Но… Уж этот-то вариант Шмидт и его люди не могли не предвидеть! Может быть, именно в тот момент, когда у двери дома взвизгнут тормоза полицейских автомашин, в квартире через двор сипловато пискнет карманное радио. По нашим окнам заскользит оптический прицел, негромко щелкнет спусковой крючок снайперской винтовки.

И моей Инги не станет…

Зачем мне такая «победа»?

Зачем мне тогда весь белый свет?

Нет! Нужен какой-то совершенно неожиданный ход! Такой, который они не могли бы рассчитать даже на вычислительной машине!

Квартира превратилась в настоящую мышеловку. Четыре зарешеченных стены. Телефон?

Он прослушивается — это же ясно! Они прослушивают здесь все — и у нас и у соседей. С помощью современных технических средств это совсем не трудно.

И просматривают тоже. На приемном аппарате четыре экрана. Один — от камеры в квартиру через двор. Она позволяет им видеть все, что делается у нас в кабинете и в гостиной. И на кухне тоже — там, правда, жалюзи, но что-то случилось с механизмом, они не опускаются. Случайность? Ну нет, теперь уже, после всего, что я знаю, глупо верить в какую бы то ни было случайность.

Второй объектив показал Ингу в профиль. Он наверняка установлен в кабинете. Судя по углу наклона камеры, в чугунном украшении над книжной полкой.
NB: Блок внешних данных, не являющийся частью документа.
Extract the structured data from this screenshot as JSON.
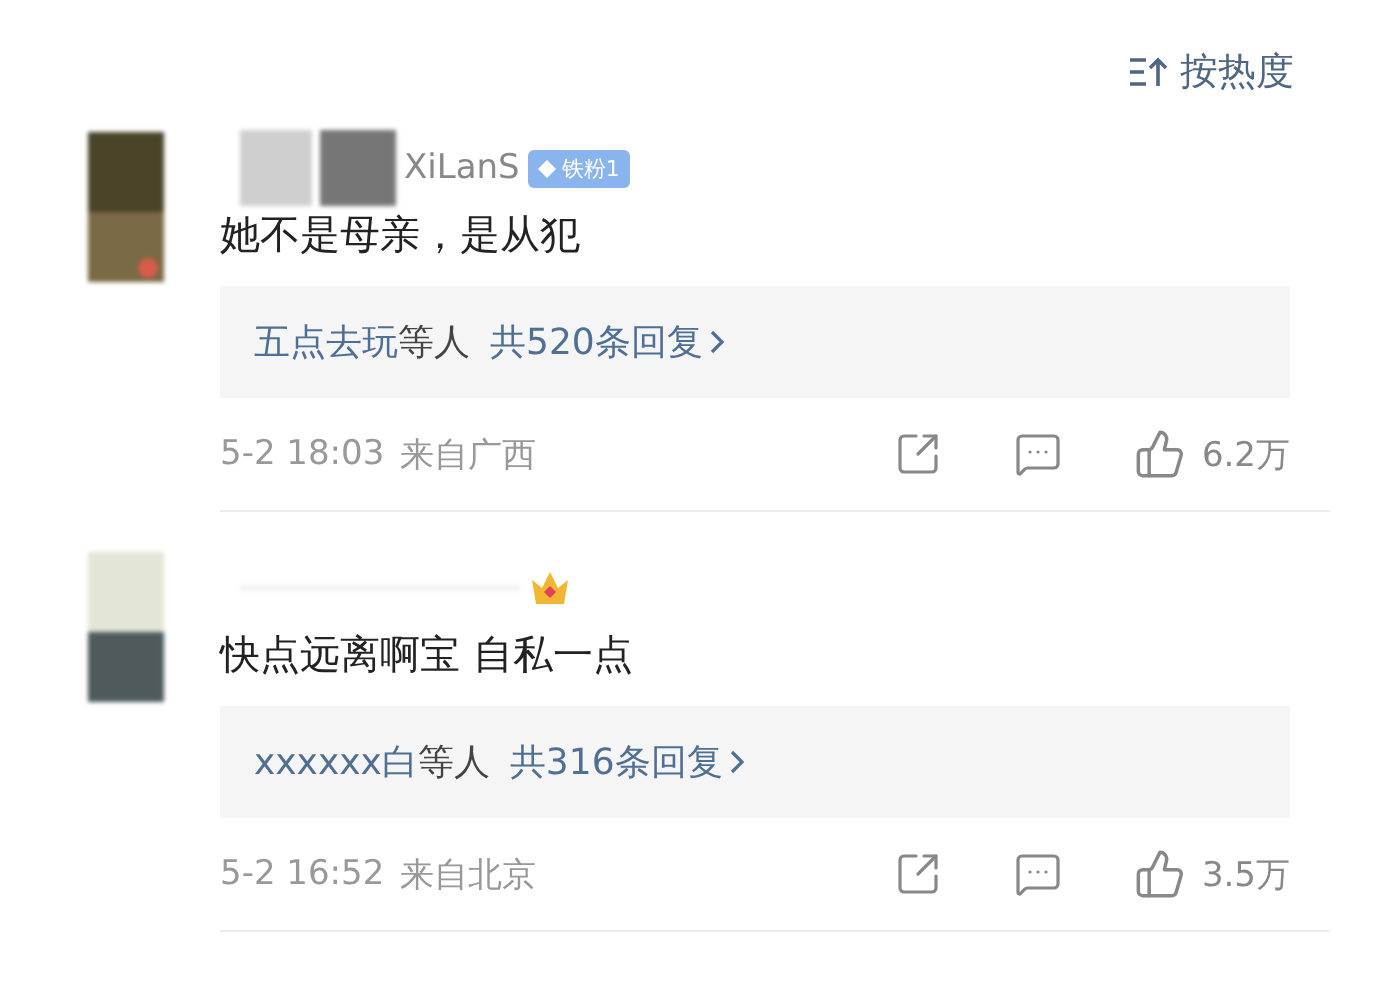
{
  "sort": {
    "label": "按热度"
  },
  "comments": [
    {
      "username": "XiLanS",
      "badge": {
        "kind": "fan",
        "label": "铁粉1"
      },
      "text": "她不是母亲，是从犯",
      "replies": {
        "users": "五点去玩",
        "suffix": "等人",
        "count": "共520条回复"
      },
      "time": "5-2 18:03",
      "location": "来自广西",
      "likes": "6.2万"
    },
    {
      "badge": {
        "kind": "crown"
      },
      "text": "快点远离啊宝 自私一点",
      "replies": {
        "users": "xxxxxx白",
        "suffix": "等人",
        "count": "共316条回复"
      },
      "time": "5-2 16:52",
      "location": "来自北京",
      "likes": "3.5万"
    }
  ]
}
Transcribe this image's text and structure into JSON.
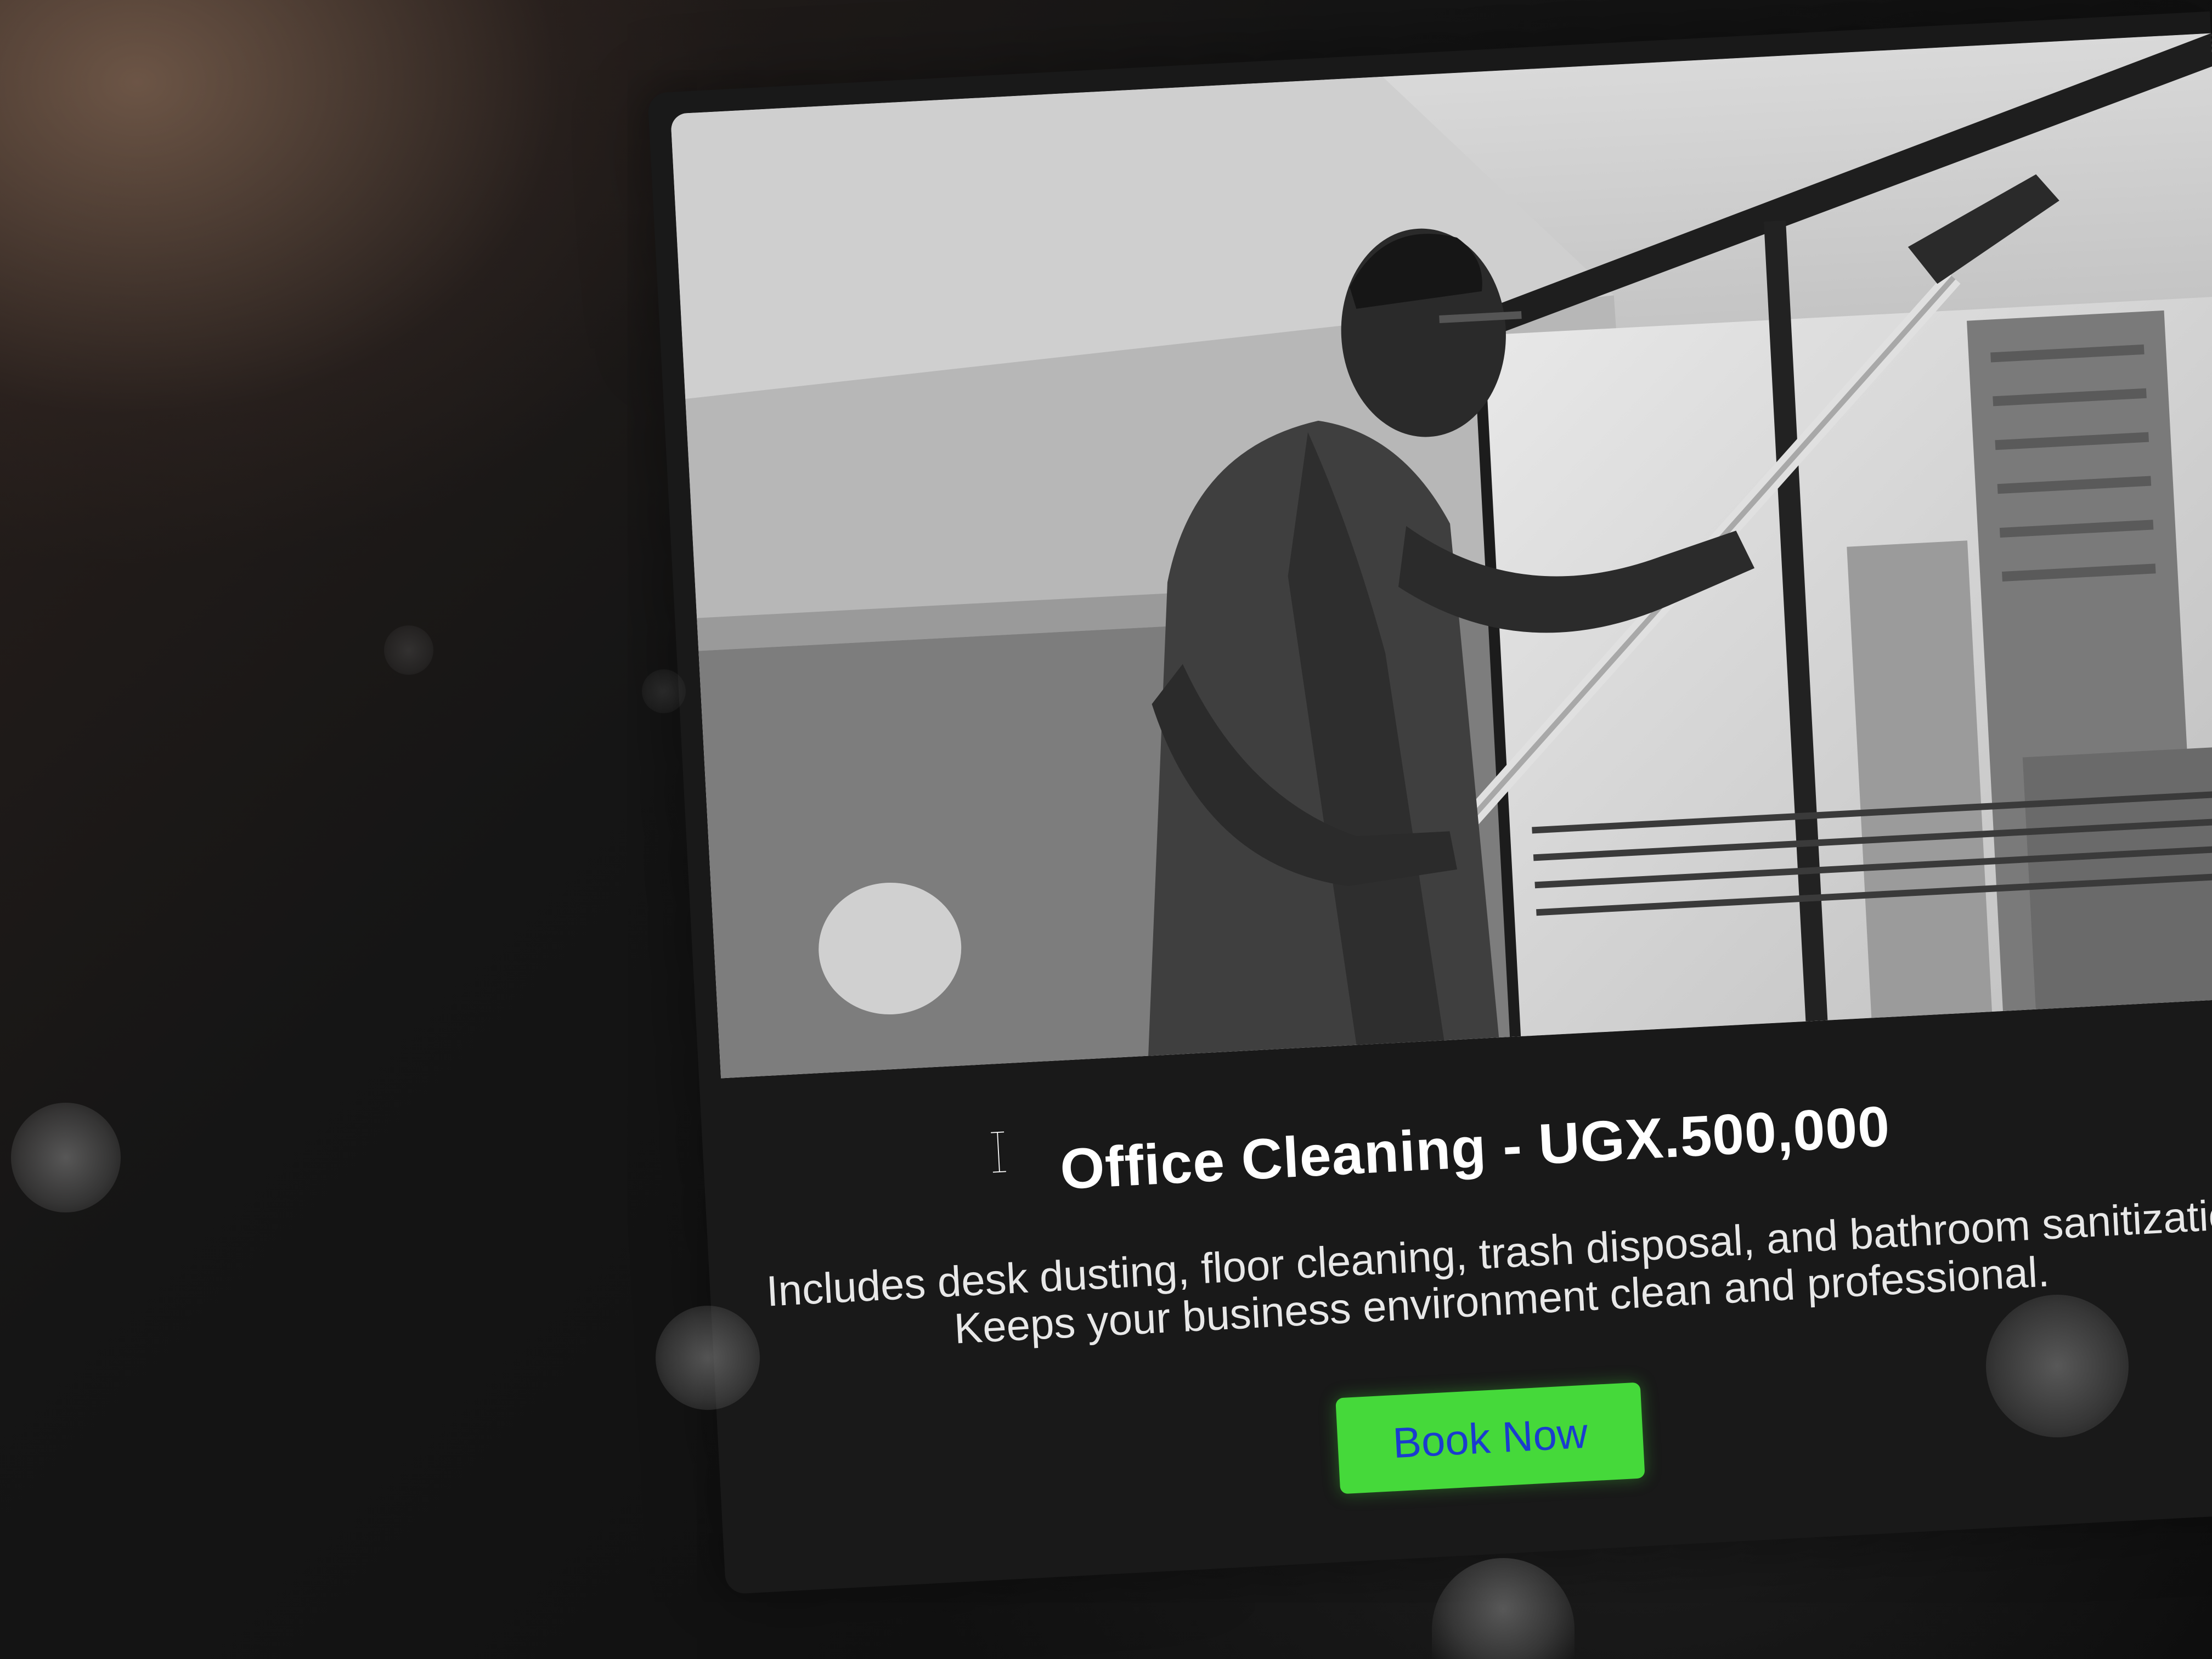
{
  "service_card": {
    "title": "Office Cleaning - UGX.500,000",
    "description_line_1": "Includes desk dusting, floor cleaning, trash disposal, and bathroom sanitizatio",
    "description_line_2": "Keeps your business environment clean and professional.",
    "button_label": "Book Now",
    "image_alt": "Man cleaning office window with a squeegee pole"
  },
  "colors": {
    "button_background": "#45d93a",
    "button_text": "#1a3ccf",
    "card_background": "#191919",
    "title_text": "#ffffff"
  },
  "icons": {
    "cursor": "text-cursor-icon"
  }
}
Третий — в прихожей. Его назначение теперь совершенно понятно. Это недреманное око следит за тем, чтобы я не выскользнул из мышеловки через дверь на лестницу.

А четвертая камера? Где она установлена?

Здесь? В спальне?.. Я с трудом одолел желание осмотреться по сторонам.

Скорее всего, именно здесь. Спальня — единственная комната, за которой нельзя наблюдать из квартиры напротив. Мешает выступ стены. К тому же — шторы. В любой момент можно подойти к ним и задернуть.

И еще одно — в спальне стеклянная дверь. Через нее, если соответствующим образом расположить объектив, легко просматривается большая часть коридора.

Да, здесь. Вверху в оконной стене лепной бордюр. Ничего не составляет спрятать в нем миниатюрный стеклянный глазок.

Электрическое питание, разумеется, подведено к камерам заранее. Да, работы тут было немало! К нашему вселению готовились основательно. И загодя!

Капкан расставлялся умело, предусмотрительно, со знанием дела.

Знали, значит, знали… Стоп, об этом пока не надо! Позже, потом…

Выход! Найти выход!

Была бы хоть тоненькая ниточка, за которую зацепиться.

Должна же быть ниточка!

«Пушкин» — только для истинных мужчин!»

«Капут! — сказал этот жирный старик с полуидиотским смешком. — Короткое замыкание!»

Короткое замыкание…

А ведь передающие телекамеры тоже работают на электричестве. Если добраться до источника питания, то можно их ослепить. Все сразу. Они тогда лишатся глаз.

Щиток находится тут же, на кухне… Нет, так не годится. Они сразу же поймут — и конец.

А если замкнуть там, внизу, в подвале?..

Но туда не добраться. Мне не выйти из квартиры. Глазок телекамеры против двери стережет меня бдительнее, чем самый свирепый цепной пес. Он тотчас же воспроизведет на одном из экранчиков мой уход. И пока я буду в подвале, они расправятся с Ингой.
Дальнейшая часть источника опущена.